The fallout so far is that I’ve gained a few followers from the second list and I don’t think any from the first. I feel like a middle school tool, getting attention any way he can. I’m really sorry about that.

If I’ve put you on either of these lists, it doesn’t mean I think you are particularly attractive, or geeky, it just means that during the 20 or 30 minutes I spent making them lists, I happened to find you, probably from someone else’s list of librarians.

Some searches I have going on in the background of my Twitter client tell me that I made a few people’s day by putting them on the library-hunk list, and one person was excited to be an internet guybrarian, and seeing that feedback might have made it all worthwhile.

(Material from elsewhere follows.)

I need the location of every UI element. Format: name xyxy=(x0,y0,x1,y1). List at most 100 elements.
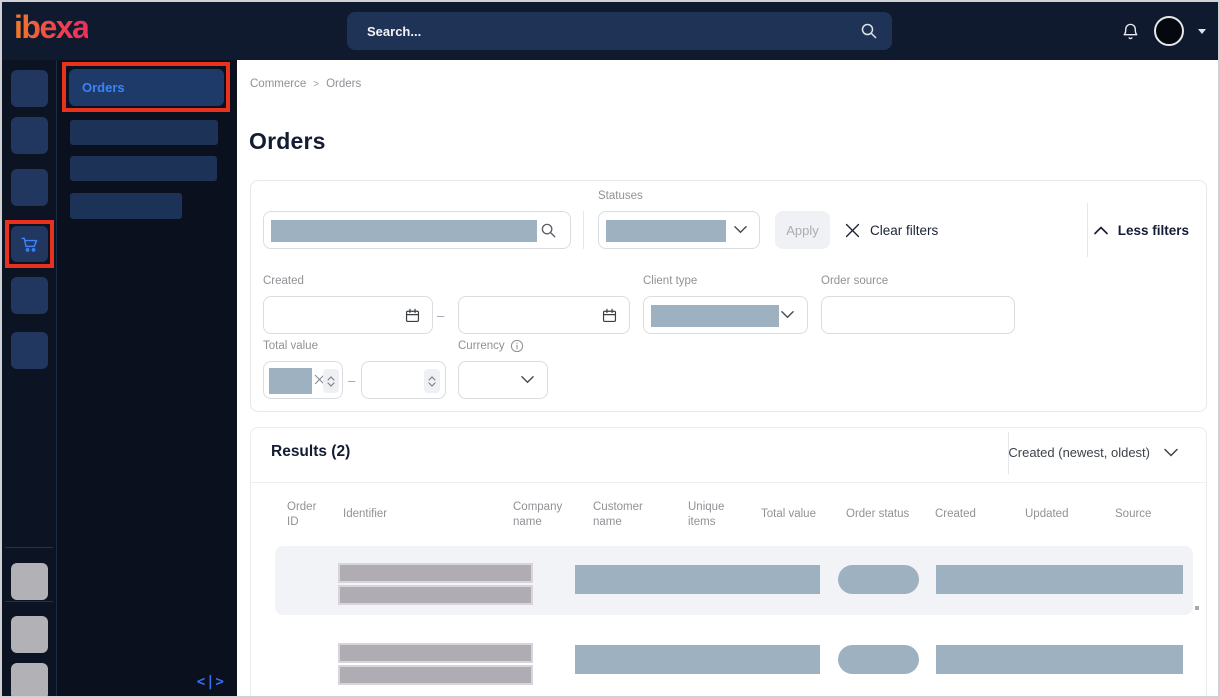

If you withheld feedback, I probably think you’re great. If we’ve met in person, I probably like you. if we haven’t met, we should get together. To hell with lists, I’ll keep them up for another week or month then zzzt.

Discussion

3 comments for “lists of listmakers and the lists they make”

  1. I mostly only use Twitter to follow librarians in the first place, so making a list of librarians seemed pretty pointless. Instead I decided to make a list of other people that I might not otherwise have followed, namely people I don’t know at all but share the local geography. So now I can see what’s going on around town - but then, I never check my list, so maybe it’s not that useful after all.

    Good post, though, and sorry to hear you’re sick. Hope you feel better soon!

    Posted by ahniwa | November 17, 2009, 9:50 am
  2. First off, with the exception of Christmas lists, grocery lists, and all those annoying “Top 35 Hair Salons in Portland!” lists in chick magazines, listmaking is totally a guy thing. Exhibit A: the main character in the Nick Hornby book “High Fidelity,” who is obsessed with shuffling and reshuffling his lists of the greatest record albums ever.

    Second off, what are you saying about librarians and their lists? That they’re just more solipsistic than the average joe/jane?

    Posted by Caroline | November 30, 2009, 11:01 pm
  3. nah, i think librarians make lists because they have an inclination to figure out how things work and why they might be useful. actual instructions in library school included to work the library catalog so hard that it overheats. ‘make it smoke’, the reference professor said.